The opposite of a copy is not reality.
Seeing is believing. Through observations, we build theories about our physical reality — Empiricism –– at least traditionally. These acts of seeing are often transcribed onto an image, which in turn becomes the evidence that persuades us of the reality it represents. But not all images are created equal, some have more explanatory power than others. In the twentieth century, photography, prized for its “mechanical realism”, supercedes illustration in indexing knowledge. Lately, computer simulation rises as a new way of creating scientific proofs. These simulated models have become scientifically legitimate in its own right in fields of science such as astrophysics. In other words, the advent of simulations is radically redefining the nature of evidence.

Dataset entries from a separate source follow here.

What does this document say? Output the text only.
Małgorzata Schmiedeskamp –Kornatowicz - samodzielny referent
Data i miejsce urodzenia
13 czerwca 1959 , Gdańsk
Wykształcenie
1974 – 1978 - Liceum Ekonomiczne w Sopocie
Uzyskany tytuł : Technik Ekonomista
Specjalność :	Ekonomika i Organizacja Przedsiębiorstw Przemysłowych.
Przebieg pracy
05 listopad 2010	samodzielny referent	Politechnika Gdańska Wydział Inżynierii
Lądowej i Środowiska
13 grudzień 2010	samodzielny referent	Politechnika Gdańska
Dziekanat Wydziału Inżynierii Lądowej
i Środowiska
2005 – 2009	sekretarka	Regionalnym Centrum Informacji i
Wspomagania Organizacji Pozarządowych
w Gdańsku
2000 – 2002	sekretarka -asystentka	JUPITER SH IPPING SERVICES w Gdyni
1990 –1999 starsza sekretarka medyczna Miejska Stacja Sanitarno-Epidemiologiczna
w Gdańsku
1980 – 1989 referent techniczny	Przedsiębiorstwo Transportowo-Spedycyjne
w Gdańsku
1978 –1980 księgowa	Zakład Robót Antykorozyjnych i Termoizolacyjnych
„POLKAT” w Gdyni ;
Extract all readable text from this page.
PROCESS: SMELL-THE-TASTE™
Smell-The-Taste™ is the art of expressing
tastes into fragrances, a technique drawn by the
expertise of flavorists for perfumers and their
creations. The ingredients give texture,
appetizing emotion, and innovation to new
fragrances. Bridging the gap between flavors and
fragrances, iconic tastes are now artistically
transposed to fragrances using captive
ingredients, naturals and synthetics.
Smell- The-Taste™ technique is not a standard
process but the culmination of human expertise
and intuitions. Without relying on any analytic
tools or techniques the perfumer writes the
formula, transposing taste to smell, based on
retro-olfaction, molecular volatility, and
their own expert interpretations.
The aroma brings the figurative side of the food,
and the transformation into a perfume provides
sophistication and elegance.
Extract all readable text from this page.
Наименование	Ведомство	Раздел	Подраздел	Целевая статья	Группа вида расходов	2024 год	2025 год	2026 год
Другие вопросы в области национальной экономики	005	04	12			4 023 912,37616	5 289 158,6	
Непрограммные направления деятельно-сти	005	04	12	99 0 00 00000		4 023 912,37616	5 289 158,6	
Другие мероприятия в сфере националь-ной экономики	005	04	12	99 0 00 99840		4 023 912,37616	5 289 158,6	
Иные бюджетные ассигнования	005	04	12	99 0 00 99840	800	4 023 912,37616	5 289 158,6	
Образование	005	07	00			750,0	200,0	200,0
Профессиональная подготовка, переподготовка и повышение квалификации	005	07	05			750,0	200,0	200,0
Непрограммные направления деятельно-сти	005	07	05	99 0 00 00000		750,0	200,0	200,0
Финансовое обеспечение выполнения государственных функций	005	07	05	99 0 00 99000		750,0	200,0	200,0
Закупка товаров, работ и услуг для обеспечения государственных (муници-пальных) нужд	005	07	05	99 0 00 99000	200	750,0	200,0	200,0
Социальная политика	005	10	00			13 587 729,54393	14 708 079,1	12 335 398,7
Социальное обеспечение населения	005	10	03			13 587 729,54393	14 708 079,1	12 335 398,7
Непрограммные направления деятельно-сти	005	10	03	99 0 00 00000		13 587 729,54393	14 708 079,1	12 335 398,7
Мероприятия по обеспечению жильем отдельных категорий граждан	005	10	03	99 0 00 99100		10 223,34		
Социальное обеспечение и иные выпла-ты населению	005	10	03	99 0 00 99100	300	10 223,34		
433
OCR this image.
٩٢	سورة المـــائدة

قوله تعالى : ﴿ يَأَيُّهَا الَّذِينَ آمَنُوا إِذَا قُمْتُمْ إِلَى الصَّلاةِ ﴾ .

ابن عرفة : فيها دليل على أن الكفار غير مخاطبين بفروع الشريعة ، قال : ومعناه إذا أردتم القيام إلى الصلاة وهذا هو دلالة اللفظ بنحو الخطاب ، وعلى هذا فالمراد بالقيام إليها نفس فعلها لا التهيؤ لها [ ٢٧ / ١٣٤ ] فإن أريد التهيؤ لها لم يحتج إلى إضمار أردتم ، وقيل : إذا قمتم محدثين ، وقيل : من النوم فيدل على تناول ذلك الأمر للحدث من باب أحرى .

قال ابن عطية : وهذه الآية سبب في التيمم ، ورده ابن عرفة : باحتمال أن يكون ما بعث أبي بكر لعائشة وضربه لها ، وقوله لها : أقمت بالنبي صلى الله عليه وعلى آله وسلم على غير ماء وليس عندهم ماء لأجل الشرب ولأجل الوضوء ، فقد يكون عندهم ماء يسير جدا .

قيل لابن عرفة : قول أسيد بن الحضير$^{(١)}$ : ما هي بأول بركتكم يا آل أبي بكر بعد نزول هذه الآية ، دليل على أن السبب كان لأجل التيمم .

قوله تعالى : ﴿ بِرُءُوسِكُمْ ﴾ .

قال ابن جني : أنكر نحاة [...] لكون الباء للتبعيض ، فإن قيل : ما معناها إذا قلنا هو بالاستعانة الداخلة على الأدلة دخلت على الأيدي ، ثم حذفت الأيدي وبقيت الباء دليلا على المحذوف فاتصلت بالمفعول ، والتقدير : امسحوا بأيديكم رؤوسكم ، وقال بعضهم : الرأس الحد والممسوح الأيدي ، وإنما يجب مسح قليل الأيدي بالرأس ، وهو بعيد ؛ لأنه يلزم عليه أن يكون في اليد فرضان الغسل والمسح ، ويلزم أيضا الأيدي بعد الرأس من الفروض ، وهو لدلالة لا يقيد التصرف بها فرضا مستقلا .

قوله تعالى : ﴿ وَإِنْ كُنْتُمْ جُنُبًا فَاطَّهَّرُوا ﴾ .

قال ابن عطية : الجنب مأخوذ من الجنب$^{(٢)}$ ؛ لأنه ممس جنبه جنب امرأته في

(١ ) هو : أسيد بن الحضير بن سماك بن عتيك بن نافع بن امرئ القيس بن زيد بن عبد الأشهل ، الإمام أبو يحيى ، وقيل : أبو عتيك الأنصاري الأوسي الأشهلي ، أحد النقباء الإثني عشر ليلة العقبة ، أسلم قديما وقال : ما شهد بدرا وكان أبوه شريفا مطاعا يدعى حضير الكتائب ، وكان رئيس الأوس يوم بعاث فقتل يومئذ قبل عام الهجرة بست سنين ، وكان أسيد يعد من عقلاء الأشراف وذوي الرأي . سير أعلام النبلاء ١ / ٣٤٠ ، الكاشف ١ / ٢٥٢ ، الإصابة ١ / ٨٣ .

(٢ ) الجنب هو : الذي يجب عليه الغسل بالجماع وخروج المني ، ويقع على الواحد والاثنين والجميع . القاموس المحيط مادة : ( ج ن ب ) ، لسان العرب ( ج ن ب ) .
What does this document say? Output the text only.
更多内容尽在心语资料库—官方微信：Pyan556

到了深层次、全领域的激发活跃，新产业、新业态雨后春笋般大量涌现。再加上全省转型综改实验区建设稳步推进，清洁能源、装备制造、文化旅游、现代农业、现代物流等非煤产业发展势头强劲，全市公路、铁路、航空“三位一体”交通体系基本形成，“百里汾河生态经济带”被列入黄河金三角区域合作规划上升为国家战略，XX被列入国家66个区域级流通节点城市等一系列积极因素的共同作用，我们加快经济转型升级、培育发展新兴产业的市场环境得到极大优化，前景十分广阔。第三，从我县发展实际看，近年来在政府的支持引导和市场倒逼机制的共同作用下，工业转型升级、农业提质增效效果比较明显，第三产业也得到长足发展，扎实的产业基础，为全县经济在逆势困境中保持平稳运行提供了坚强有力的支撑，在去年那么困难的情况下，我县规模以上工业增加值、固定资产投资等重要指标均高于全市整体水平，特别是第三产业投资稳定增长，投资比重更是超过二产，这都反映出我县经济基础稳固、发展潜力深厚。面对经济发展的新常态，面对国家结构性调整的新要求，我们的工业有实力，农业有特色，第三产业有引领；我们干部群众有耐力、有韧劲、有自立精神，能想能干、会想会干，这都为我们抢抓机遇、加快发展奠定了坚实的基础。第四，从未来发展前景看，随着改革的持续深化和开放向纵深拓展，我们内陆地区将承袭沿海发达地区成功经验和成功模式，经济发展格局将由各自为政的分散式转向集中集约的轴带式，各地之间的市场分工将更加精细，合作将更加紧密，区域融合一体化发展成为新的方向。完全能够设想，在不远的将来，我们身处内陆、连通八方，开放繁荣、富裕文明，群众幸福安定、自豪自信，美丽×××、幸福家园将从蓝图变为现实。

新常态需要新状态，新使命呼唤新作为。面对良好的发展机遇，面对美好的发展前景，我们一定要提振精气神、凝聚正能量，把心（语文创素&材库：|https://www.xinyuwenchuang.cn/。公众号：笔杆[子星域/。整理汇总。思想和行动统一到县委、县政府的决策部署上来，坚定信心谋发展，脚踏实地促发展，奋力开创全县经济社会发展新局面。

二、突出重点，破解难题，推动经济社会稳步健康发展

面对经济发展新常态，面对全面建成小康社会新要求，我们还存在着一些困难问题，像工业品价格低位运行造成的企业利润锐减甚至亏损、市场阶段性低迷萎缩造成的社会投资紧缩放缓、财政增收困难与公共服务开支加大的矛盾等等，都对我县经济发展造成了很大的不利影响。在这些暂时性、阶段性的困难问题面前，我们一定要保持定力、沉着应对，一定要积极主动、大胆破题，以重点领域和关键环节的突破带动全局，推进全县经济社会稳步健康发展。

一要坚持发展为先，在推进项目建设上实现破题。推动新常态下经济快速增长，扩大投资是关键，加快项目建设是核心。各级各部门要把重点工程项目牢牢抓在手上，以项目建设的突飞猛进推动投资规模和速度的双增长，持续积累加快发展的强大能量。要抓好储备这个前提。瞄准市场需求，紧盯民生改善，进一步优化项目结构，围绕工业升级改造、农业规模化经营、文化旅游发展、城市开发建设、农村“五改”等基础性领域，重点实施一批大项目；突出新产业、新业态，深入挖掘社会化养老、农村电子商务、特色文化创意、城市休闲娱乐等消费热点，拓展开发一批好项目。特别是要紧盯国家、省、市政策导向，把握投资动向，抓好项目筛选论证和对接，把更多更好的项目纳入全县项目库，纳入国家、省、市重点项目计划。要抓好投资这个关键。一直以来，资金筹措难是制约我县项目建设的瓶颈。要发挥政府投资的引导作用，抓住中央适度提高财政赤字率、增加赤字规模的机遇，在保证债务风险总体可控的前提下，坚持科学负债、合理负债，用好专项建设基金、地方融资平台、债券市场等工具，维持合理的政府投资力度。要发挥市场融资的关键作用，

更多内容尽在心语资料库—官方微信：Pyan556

If a simulated star system suffices as a proof of the existence of the real one, what does it mean to know? What does it mean to witness? And how important is ‘seeing’ in creating knowledge? Viewing the historical relationship between images and science through the lens of photo theory and media theory, the essay hypothesises on the ways illustration, photography and simulations gain explanatory power and become evidential through different ways of representing reality. Simulations pioneer an alternative mode of creating knowledge, one that is independent of seeing. In other words, simulations decentralise the human eye in knowledge production. It symbolises a novel and alternative epistemological approach, with its own set of merits and limitation. Simulation is a domain where human seeing is confronted by algorithmic vision, where the unidirectional link of the act of viewing and the image is folded into a Mobius strip, where reality began merging with digitality.
Sheung Yiu is a Hong Kong image-based artist and writer based in Helsinki. His work explores the concept of epistemological images – the visual record of human knowledge. Taking inspiration from both art and science, he poses critical enquiry on the moments during which perception is turned into cognition. Beginning as a photographer, he has since expanded into a multidisciplinary practice. Yiu’s work takes the form of photography, videos, photo objects, installations and book-making.
His work, informed by Foucault’s episteme and Flusser’s concept of technical images, manipulates a plethora of images to disrupt the naturalised relationship between seeing and knowing, scientific and objectivity. Underpinning his practice is a series of questions: What is the role of image in organising knowledge? Which picture is preferred over another in the knowledge structure we call modern science? His current research project contemplates the way simulations in scientific domain challenge the notion of reality.
His work is exhibited internationally, including Fotogallery Wien, Guangzhou Image Triennial 2017, Hong Kong International Photography Festival Satellite Exhibition 2018 and International Summer School of Photography 2016 & 2018 in Latvia. He and Samra Šabanović co-curated ‘I was there and you didn’t see me’, a series of research-based public interventions on photographic images.